Comment by jwildeboer
8 years ago
After 12 years working at Red Hat, I can assure you that Open Source not only competes, it is actually winning everywhere. And business models exist that are fair to all sides, allowing us to employ a lot of developers and participating in upstream.
Ads are not a solution IMHO, they are a big part of the problem.
> winning everywhere
I like open source as much as the next guy, but I'm pretty sure you have a peculiar definition of "everywhere".
(Or, perhaps "winning".)
The internet primarily runs on open source software. Your browser is primarily open source software, unless it's IE/Edge, but let's be serious here. Your phone - primarily open source, unless it's WP/BB, but again, let's be serious.
The desktop/laptop you're using right now probably isn't open source, but much of the important software running on it is, and most of the computers it talks to are, and most of the other computers, obvious or hidden, in your life are too.
Not to mention that pretty much all of the services you use are mostly a glue layer over open source projects/libraries/services, including its OS and all those services.
"Your phone - primarily open source"
Is the iPhone actually primarily open source? There's certainly parts of iOS that are but I had no idea it was the majority of it.
3 replies →
> I can assure you that Open Source not only competes, it is actually winning everywhere. And business models exist that are fair to all sides, allowing us to employ a lot of developers and participating in upstream.

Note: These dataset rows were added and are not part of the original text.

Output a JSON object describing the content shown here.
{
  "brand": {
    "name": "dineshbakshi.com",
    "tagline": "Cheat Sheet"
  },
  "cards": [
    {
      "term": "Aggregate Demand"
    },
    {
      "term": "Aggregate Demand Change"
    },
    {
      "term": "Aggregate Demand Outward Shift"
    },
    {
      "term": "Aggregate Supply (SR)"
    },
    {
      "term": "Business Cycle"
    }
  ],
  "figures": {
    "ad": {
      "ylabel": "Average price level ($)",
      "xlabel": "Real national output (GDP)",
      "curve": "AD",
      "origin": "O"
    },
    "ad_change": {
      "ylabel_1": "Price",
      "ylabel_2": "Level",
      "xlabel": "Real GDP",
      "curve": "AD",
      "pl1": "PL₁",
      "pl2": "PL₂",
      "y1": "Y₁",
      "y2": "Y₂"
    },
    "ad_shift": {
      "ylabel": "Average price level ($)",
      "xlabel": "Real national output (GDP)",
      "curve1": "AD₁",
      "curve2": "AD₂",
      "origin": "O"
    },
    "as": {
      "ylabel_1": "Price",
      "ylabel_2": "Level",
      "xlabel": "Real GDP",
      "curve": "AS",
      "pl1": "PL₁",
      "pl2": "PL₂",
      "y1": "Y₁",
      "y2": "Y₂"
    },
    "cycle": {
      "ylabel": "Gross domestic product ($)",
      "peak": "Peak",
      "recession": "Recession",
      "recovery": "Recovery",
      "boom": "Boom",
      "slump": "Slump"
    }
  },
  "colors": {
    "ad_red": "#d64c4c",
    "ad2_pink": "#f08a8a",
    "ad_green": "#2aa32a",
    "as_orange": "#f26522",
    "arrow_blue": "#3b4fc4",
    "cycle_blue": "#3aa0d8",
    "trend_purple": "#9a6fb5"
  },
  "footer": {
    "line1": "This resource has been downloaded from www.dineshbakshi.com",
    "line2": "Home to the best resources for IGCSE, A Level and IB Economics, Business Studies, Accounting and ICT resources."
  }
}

It would be great to see not only an assertion but an article that spells this out in some detail.
The Black Duck Open Source Survey 2016 is a good starting point IMHO, especially the first third.
https://www.slideshare.net/blackducksoftware/2016-future-of-...
Why would you need an article? Most large tech companies share their infrastructure on their tech blogs, and most often it's completely composed of open-source software (e.g. Kafka, Nginx, Storm, Postgres, Redis, other Apache products, etc.).
This discussion goes well beyond infrastructure.
I think it's fair to say that open source has made inroads everywhere. If I were to tell my 30-year younger self what the future looks like, I don't think I would have believed myself. Having said that, there are lots of places where open source is having a hard time. In telecom and medical software for instance. I mean, I can set up a SIP server and inspect the Android source code, but there is a long way to go (like actually being able to build and deploy on a piece of commodity hardware in the case of Android). For medical software, just try to get access to source code for any medical device. You get the thing installed in your body and you can't even look at it.
Like I said, in every place open source has won important battles. The future looks good, but let's not understate the challenges either.
http://www.cnbc.com/2017/06/21/red-hat-ceo-8-figure-deals-in...
Really? From what I gather from projects like RethinkDB or this:
https://www.influxdata.com/the-open-source-database-business...
open source is a forever struggling business model.